Comprehensive enhanced Newton Raphson approach for power flow analysis in droop-controlled islanded AC microgrids

One of the essential studies in the planning and operation of a microgrid is Power Flow (PF). Traditional PF methods are not applicable for droop-controlled islanded microgrids due to the absence of a slack bus in the system. The steady state characteristics of the system such as frequency, bus voltages, Distributed Generators' (DG) output power, and actual loads' demand are obtained based on the droop characteristics of the DGs, and also, the frequency and voltage dependency of the load. Therefore, in this paper, an Enhanced Newton Raphson (ENR) method is proposed for PF in the droop-controlled islanded microgrids. The proposed method is based on the well-known NR method but with a more comprehensive model that considers different droop schemes (resistive, inductive, and complex), load demand dependency on voltage and frequency, pi line model, and shunt compensators.
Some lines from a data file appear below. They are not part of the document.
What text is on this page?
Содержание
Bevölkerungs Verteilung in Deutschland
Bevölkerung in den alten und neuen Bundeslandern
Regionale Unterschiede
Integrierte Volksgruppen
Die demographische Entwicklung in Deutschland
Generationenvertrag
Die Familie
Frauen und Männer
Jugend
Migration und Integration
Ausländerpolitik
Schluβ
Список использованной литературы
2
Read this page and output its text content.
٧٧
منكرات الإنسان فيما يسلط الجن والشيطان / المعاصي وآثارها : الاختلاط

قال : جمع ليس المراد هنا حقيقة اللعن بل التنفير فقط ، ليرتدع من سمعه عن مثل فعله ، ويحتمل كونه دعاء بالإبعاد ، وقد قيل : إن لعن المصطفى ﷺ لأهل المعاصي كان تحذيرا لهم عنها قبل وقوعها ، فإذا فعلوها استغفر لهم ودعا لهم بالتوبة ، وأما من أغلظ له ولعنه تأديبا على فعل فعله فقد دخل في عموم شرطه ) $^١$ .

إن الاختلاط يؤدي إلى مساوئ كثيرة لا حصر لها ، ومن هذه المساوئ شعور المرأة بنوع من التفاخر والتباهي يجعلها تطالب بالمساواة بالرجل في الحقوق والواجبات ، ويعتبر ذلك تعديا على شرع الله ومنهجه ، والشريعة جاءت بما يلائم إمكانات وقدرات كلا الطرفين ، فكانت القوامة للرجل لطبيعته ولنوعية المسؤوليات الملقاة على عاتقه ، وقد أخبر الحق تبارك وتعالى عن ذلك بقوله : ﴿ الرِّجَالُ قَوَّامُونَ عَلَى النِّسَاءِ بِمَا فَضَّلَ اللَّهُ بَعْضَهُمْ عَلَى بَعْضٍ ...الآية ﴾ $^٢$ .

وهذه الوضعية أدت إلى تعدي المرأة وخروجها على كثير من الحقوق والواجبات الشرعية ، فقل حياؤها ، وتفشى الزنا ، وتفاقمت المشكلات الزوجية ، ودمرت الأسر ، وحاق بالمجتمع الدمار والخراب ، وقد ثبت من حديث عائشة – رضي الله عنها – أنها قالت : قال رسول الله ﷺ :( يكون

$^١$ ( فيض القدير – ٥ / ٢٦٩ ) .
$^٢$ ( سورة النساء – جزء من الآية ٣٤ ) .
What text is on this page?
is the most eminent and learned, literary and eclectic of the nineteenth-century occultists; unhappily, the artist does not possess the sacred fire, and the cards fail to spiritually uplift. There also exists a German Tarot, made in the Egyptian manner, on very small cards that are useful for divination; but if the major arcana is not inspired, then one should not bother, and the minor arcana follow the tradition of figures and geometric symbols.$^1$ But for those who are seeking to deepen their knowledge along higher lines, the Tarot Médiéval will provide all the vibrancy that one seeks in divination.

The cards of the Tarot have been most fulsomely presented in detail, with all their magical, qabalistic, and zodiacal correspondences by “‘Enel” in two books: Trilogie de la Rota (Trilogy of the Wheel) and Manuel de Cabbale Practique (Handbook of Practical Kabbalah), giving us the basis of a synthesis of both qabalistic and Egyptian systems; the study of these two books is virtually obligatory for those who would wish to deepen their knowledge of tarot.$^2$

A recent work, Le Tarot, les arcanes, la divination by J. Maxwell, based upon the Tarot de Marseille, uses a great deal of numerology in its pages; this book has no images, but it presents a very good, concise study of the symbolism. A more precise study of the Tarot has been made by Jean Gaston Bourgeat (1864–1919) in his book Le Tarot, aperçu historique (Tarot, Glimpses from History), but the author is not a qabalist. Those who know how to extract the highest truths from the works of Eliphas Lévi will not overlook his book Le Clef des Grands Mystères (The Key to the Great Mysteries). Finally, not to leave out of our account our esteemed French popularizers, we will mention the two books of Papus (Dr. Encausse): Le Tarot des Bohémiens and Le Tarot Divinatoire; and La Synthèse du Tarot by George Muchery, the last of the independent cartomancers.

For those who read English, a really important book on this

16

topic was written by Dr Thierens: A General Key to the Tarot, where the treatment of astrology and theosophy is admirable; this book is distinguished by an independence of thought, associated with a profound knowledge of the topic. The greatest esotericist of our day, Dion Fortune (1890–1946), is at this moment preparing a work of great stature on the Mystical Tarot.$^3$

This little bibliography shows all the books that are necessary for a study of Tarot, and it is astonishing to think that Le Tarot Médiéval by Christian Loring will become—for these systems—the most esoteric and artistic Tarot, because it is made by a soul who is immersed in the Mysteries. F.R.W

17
Moreover, a new index for selecting proper droop characteristics for any droop-controlled islanded microgrid is proposed. Five test systems with different scales, topologies, droop control strategies, and various load models are considered to evaluate the performance of the proposed method. The results are compared with the recently developed methods and steady-state results of Time-Domain simulations conducted in PLECS software. The results show that the proposed technique has excellent accuracy with low computational time and can be easily integrated into the currently available power system analysis tools.